56・トラック野郎、撤去完了
それから一ヶ月。俺は配達が休みの日に現場に赴き、土砂の撤去作業を行った。
おかげでブルドーザーの運転にかなり慣れた。やっぱ考えるよりも身体で覚えるのが早い。これは全ての運転に共通することだと思う。
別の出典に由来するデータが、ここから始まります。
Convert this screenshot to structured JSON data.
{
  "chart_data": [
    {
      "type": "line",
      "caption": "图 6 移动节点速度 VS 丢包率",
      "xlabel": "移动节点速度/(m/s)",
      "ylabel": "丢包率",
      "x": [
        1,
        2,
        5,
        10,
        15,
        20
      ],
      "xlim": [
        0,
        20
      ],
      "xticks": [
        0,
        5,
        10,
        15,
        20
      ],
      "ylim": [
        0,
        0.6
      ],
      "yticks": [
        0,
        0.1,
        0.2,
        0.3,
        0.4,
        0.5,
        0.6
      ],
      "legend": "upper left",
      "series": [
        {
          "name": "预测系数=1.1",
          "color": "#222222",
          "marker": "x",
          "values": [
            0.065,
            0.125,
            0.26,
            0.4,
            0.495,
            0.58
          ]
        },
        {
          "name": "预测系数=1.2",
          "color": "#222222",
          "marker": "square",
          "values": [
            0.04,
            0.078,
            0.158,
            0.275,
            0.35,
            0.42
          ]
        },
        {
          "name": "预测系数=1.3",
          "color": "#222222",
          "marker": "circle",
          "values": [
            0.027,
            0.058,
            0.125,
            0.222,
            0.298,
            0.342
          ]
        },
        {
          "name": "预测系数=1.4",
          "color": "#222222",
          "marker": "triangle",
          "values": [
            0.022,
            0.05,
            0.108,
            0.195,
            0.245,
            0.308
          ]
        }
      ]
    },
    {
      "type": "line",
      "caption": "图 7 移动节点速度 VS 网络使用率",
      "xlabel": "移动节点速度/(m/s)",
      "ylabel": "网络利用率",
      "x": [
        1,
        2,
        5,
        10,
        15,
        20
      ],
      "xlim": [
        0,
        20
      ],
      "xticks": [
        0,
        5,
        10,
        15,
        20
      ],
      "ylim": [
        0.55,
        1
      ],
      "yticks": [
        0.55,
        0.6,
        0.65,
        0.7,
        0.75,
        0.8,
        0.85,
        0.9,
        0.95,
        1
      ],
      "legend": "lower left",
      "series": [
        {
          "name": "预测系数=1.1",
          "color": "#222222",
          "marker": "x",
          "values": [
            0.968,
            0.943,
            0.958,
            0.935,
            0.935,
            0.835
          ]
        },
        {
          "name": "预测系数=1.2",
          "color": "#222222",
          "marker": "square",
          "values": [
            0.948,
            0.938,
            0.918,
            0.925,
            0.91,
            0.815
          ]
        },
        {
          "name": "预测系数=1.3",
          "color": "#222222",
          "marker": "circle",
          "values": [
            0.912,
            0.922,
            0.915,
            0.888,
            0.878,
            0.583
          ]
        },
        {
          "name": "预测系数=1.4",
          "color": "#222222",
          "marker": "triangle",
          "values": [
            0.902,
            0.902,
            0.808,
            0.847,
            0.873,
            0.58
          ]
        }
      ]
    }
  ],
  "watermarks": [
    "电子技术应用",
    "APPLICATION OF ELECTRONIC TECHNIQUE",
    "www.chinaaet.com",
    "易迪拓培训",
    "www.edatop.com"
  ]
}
それに、頑張ったのは俺だけじゃない。冒険者達もかなり頑張って作業した。理由は気に食わないが、それのおかげで作業が予定よりも早く終わったのは複雑な誤算だ。本来なら最長で十五日の予定が、十日で殆ど開通した。
問題の理由がこれだ。
ある日、昼食が終わって数時間、やや小腹が空いた頃だった。俺はブルドーザーを止める。
「みなさーん、おやつですよー」
「「「「「オォォォーーーッ!!」」」」」
「………」
俺は冒険者達の魂の雄叫びを聞く。
そう、ミレイナが差し入れを作るためにブルドーザーに乗車しているのだ。
ミレイナのフルーツパイが大好評だった旨を伝えるとミレイナは大いに喜び、毎回凝りに凝った差し入れを作るようになった。そしてそれを俺が振る舞うたびに、ミレイナ人気は加速。ついにトラックのキッチンで出来たてホヤホヤのおやつを作るまでになっていた。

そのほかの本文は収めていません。